Worms. Can't live with 'em, can't kill 'em. Usually can't kill 'em.
I COULD sum up Effing Worms, but the description IN the game is so succinct that I might as well just post a screencap:
Not enough? Okay. Here's the not-so-skinny: you're a worm. A biiiig worm. Human beings running about on the surface offend you and make your tummy rumble. Eat the bastards. Giant worms don't need storylines, they just need meals. So, from a purely game play perspective, Effing Worms is a fast-paced mission to guide your worm about and make it as large as possible by eating things. Eat enough things in one go and you'll enter a frenetic rage that will speed up your worm. Between levels you can choose evolutions that will make your worm faster, tougher and altogether more deadly.
But, yeah, at the end of the day you're just out to eat stuff.
Effing Worm's controls are a little confusing, but only at first. Utilizing WASD or the arrow keys, you can throttle your worm into high gear by holding up or W, then use right/D or left/A to change its angle and direction. A little like a gas pedal and a steering wheel in a car, though this car eats people. The controls will grow on you in no time, and I had few issues with them, aside from the occasional difficulty of locking onto tiny targets.

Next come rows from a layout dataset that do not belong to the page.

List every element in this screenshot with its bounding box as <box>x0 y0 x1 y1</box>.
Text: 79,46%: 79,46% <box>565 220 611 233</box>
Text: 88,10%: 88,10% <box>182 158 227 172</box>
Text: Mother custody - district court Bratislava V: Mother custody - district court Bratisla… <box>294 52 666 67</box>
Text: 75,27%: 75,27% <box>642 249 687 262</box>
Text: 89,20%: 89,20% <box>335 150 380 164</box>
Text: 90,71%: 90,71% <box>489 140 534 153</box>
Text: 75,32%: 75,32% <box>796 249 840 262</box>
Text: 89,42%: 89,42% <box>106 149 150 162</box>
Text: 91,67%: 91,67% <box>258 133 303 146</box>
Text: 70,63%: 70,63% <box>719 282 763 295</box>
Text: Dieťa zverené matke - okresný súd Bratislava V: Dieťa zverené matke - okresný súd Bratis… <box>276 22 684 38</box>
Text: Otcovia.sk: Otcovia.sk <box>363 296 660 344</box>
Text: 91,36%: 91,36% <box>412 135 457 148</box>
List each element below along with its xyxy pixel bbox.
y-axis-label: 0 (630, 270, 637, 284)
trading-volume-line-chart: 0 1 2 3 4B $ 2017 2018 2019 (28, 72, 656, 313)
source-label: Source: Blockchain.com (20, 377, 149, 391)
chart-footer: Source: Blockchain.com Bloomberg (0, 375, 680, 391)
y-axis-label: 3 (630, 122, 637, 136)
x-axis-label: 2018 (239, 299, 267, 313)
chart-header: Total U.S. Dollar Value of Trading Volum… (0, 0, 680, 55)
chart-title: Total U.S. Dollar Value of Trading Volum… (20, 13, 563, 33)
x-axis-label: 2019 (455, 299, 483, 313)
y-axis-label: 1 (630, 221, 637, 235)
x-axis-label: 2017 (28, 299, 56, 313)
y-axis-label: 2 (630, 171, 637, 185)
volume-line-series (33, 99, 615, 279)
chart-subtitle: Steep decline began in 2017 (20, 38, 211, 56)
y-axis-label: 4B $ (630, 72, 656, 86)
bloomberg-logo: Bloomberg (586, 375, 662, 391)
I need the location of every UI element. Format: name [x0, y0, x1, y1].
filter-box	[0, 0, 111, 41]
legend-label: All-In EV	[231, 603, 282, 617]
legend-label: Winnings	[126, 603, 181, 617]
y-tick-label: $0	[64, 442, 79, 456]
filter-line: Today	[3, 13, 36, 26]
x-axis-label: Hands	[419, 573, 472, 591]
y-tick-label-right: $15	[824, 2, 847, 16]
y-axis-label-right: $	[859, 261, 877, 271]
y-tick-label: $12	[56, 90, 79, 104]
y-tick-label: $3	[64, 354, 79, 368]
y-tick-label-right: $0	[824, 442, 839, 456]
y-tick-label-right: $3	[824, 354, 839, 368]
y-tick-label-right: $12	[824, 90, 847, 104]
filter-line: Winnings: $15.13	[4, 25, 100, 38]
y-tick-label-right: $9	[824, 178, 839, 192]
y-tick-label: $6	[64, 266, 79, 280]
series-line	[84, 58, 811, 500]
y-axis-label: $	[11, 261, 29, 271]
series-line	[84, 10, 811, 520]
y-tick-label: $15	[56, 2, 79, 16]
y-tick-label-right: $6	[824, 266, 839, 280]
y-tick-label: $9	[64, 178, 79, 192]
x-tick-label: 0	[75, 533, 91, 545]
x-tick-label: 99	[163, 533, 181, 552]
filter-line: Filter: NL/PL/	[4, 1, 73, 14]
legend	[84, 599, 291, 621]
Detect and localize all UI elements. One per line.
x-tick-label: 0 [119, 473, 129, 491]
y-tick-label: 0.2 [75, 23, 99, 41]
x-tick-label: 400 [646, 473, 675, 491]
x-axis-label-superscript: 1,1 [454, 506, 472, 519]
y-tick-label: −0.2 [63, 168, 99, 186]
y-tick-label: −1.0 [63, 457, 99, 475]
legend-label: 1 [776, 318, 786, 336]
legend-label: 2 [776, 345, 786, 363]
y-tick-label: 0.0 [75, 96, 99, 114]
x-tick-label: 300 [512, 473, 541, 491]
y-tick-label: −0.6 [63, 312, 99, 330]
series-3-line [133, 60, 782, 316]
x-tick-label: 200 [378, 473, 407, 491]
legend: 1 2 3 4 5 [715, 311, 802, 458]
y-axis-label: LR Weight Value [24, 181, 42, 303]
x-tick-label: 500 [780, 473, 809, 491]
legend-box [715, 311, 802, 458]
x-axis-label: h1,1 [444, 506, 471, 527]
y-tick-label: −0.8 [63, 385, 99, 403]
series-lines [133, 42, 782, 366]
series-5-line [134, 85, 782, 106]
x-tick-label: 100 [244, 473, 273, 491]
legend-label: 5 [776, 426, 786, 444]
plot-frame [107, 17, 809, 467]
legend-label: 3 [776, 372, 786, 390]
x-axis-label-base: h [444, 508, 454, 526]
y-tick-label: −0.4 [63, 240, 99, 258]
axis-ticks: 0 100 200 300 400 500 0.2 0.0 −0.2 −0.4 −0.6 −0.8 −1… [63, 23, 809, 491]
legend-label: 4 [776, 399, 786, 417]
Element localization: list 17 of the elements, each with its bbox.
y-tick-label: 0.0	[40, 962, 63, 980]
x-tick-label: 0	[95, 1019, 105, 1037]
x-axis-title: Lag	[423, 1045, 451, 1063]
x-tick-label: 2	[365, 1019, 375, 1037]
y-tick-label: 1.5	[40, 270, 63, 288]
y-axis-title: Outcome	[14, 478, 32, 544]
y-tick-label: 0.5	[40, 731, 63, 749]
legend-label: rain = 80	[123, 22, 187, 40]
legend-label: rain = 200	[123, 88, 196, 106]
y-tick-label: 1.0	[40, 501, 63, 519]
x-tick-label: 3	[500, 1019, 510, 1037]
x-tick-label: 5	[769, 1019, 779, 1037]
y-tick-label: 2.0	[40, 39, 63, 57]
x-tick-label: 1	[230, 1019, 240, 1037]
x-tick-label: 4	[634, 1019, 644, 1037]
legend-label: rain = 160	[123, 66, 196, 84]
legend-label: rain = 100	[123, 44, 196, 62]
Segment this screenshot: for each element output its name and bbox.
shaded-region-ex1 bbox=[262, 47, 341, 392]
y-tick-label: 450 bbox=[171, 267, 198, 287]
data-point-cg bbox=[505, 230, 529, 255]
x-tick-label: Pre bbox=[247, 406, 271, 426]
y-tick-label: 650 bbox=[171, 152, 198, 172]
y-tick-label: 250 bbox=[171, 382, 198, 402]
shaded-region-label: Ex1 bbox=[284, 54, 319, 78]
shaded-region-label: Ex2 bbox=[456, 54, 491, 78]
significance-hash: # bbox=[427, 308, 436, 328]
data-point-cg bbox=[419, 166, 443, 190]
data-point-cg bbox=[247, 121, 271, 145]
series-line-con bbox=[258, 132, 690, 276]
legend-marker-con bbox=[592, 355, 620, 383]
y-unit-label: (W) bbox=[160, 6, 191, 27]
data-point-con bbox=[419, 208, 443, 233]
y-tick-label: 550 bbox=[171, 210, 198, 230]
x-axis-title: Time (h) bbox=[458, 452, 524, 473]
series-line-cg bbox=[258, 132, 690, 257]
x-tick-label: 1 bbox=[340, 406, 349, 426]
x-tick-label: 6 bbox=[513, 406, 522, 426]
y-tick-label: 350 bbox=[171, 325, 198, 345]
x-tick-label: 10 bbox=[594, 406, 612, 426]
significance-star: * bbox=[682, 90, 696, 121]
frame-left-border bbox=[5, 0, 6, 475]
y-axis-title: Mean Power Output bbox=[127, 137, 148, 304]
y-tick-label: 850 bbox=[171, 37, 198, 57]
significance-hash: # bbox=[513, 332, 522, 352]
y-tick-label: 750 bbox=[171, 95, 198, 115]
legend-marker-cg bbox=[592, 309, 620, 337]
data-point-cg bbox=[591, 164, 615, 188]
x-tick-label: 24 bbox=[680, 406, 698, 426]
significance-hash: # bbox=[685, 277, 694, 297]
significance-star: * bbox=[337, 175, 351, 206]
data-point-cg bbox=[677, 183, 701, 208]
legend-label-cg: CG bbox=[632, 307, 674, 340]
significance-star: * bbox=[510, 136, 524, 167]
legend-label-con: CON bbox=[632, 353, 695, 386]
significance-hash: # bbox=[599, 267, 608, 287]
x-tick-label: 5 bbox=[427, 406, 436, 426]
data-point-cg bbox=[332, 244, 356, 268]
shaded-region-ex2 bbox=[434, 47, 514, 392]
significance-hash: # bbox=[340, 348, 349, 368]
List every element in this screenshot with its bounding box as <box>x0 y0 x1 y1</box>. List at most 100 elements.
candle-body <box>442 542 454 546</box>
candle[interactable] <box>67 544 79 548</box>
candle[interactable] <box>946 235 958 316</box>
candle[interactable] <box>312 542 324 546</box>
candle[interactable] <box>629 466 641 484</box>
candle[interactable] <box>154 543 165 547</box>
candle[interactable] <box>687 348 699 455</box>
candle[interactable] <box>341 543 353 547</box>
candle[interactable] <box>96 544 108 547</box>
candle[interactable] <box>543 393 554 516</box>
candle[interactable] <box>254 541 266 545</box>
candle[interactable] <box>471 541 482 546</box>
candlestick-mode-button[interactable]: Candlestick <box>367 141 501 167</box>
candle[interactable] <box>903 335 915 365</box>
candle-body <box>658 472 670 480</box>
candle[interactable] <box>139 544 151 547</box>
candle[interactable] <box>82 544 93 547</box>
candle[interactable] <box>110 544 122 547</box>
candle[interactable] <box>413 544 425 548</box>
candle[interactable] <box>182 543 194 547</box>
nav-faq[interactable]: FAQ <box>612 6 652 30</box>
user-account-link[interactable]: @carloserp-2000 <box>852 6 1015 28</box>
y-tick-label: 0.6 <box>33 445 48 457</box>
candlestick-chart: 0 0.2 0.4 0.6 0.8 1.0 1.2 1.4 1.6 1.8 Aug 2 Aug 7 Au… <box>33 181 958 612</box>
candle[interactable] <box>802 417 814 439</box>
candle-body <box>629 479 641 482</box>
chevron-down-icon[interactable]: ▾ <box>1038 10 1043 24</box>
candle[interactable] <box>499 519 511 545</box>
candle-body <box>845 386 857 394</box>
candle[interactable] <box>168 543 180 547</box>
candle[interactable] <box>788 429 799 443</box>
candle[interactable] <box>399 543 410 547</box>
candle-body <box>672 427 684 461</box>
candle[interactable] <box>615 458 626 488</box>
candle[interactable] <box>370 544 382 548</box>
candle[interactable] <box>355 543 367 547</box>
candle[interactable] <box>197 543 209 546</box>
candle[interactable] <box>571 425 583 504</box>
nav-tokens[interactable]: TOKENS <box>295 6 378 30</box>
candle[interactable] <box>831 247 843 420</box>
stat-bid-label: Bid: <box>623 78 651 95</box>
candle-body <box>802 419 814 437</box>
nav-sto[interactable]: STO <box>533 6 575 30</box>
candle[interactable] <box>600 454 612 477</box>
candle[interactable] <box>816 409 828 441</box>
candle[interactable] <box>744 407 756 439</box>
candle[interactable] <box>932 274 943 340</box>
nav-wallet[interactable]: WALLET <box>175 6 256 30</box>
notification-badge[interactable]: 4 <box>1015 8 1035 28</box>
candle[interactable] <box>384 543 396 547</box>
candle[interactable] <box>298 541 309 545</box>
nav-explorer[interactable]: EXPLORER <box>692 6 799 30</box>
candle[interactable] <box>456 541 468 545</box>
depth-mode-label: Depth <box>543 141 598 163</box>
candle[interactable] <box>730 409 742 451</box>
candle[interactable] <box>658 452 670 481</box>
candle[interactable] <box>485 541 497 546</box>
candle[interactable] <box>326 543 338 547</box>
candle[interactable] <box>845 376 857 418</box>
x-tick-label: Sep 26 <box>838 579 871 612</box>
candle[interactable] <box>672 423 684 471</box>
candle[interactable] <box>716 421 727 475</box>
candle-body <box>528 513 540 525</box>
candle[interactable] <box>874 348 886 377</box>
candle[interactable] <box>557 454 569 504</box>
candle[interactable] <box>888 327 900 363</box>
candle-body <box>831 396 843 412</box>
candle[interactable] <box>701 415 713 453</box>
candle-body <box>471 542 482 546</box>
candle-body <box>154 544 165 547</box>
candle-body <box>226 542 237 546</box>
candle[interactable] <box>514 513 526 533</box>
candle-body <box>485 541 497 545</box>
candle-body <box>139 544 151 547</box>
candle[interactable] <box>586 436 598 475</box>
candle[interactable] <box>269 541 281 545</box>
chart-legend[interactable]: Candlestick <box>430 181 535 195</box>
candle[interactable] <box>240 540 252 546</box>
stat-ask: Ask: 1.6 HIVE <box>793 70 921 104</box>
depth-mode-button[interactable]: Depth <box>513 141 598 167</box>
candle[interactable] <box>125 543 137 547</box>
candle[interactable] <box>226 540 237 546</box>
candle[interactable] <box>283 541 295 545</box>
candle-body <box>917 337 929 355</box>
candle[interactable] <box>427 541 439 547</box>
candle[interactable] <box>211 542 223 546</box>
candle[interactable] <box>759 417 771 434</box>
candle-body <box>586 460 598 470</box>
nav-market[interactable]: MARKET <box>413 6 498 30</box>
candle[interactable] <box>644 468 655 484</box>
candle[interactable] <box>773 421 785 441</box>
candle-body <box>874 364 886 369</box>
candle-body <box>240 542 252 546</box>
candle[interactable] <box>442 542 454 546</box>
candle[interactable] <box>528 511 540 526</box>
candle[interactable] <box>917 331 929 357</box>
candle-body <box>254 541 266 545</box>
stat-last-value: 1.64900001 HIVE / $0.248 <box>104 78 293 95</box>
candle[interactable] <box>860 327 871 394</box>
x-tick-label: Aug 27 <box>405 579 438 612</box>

Effing Worms ain't the cream of the crop, but it's not bad, either. The graphics are basic but sleek, and though the environment around you never changes you won't care about the background anyway - too busy hunting teensy humans. The worm itself is definitely the most impressive visual, going from a wee little thing -
- to a ridiculous monstrosity.
It's so sad watching your children grow into adults.
Effing Worms sports two songs: one that's low key and one that's head-banging, guitar-shredding mayhem. Both are okay, and they're suitable for their respective purposes (not-out-of-the-ground-yet and surprise!). Not wowed, but not disgusted.
Effing Worms is not a difficult game, and I highly doubt it was meant to be difficult. The only challenge in the game stems from choosing speed over bulk when accepting wormy upgrades, as speed makes it easier to miss targets and decreases your worm's potential bulk and overall health. You need to keep eating humans and avoiding military weaponry to stay alive, and that's tough to do when you miss your meals every time you come around for another pass.
By the end, Effing Worms is (by the game's own admission) just a sandbox slaughterfest where it's almost impossible to die, assuming you don't stop moving. That does not, however, make the game less fun - it's just stupid fun.
Effing Worms is not high art. This title exists for pure, bloody mayhem. It's a great way to unwind after stress, especially if you're interested in seeing all of the visual combinations you can achieve by evolving your worm. Highly recommended - I'll be going back to play this thing again.